Regarding records retention, the expectation would be that the records are retained for 10 minutes before they are deleted. But this isn’t actually so simple. What’s the minimum and maximum time after appending a record that we might still be able to read it?

A segment, together with the records it contains, can be deleted only when it is closed. This means that if the producer is pretty slow and the maximum size of 16384 bytes is not reached within the 10 minutes, older records won’t be deleted. Retention is therefore higher than what it’s meant to be.

Even if the active segment is filled quickly, the retention time is evaluated starting from the last record appended to the segment before it is closed. The latest record is retained for the 10 minutes we want, but the first records in the segment are retained for longer. Of course, this depends how quickly the segment was filled and how much time passed between the first record and the last one.

In our Canary example, the segment takes 9 minutes to be filled and closed. When the last record arrives, the first one in the segment is already 9 minutes old. While waiting for the 10 minutes retention since the last record arrived, the first record “should be” deleted after 19 minutes.

Anyway, even when we think that finally the retention time is evaluated after the last record, it could be still there! The reason is related to an Apache Kafka thread that runs periodically on the broker to clean records and check which closed segments can be deleted. You can configure the period for this thread to run, which defaults to 5 minutes, using the log.retention.check.interval.ms parameter. Depending on when the last record is appended and a segment is closed, periodic checks for deletion might contribute to missing the 10-minute deadline of the retention period. The closed segment might be deleted on the next check with up to almost 5 minutes delay.

In our example, it might be that the first record in the segment could live up to almost 24 minutes!

Assuming that at some point the clean thread runs, and verifies that a closed segment can be deleted. It adds a .deleted extension to the corresponding files, but doesn’t actually delete the segment from the file system. The log.segment.delete.delay.ms broker parameter defines when the file will actually be removed from the file system when it’s marked as “deleted” (1 minute by default).

Total Retention Time

Returning to the Canary example again, and assuming the delay on deletion, the first record in our segment is still live after 25 minutes! It is much longer than the 10 minutes expectation, isn’t it?

As you can see, it is clear that the retention mechanism doesn’t really match the initial expectation.

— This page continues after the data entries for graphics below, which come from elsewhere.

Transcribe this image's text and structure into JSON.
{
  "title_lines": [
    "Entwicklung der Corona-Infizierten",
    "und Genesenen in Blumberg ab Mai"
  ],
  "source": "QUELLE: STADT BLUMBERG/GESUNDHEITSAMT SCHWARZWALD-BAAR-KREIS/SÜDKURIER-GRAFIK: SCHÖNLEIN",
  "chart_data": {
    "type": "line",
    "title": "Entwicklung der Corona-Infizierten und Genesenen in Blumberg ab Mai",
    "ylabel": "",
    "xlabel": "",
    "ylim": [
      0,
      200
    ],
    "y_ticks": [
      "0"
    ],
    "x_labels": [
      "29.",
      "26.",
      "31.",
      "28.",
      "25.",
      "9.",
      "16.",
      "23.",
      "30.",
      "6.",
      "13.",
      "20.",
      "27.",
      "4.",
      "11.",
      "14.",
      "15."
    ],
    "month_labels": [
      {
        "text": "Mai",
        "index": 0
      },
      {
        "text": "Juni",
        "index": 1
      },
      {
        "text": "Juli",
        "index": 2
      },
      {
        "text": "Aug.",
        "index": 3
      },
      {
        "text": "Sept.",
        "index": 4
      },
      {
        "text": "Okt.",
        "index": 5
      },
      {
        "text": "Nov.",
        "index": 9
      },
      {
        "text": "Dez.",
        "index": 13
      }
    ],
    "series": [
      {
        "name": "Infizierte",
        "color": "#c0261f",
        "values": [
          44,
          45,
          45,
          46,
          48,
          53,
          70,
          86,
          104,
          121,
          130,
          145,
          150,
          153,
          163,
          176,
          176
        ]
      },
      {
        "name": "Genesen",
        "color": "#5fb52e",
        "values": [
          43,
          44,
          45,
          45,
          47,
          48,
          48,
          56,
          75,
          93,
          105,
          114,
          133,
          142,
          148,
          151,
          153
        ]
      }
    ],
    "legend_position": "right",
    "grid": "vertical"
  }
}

In reality, a record could live even longer than our 10 minutes depending on the configuration and internal mechanics of the broker. The usual retention limits set by using log.retention.ms defines a kind of lower bound. Kafka guarantees it will not delete any records that have an age less than the one specified, but any older records might be deleted at any time in the future depending on the settings.

It is also worth mentioning the impact on the consumer side. Consumers get records from closed segments but not from deleted ones, even if they are just marked as “deleted” but not actually removed from the file system. This is true even when a consumer starts to read the partition from the beginning. Longer retention won’t have a direct impact on the consumers, but more on the disk usage.

Conclusion

Understanding how the broker stores partitions and corresponding records on the disk is really important. Configuration parameters can have a surprisingly big influence on how long your data is retained. Learning about these parameters and how you can adjust them gives you a lot more control on how you handle your data.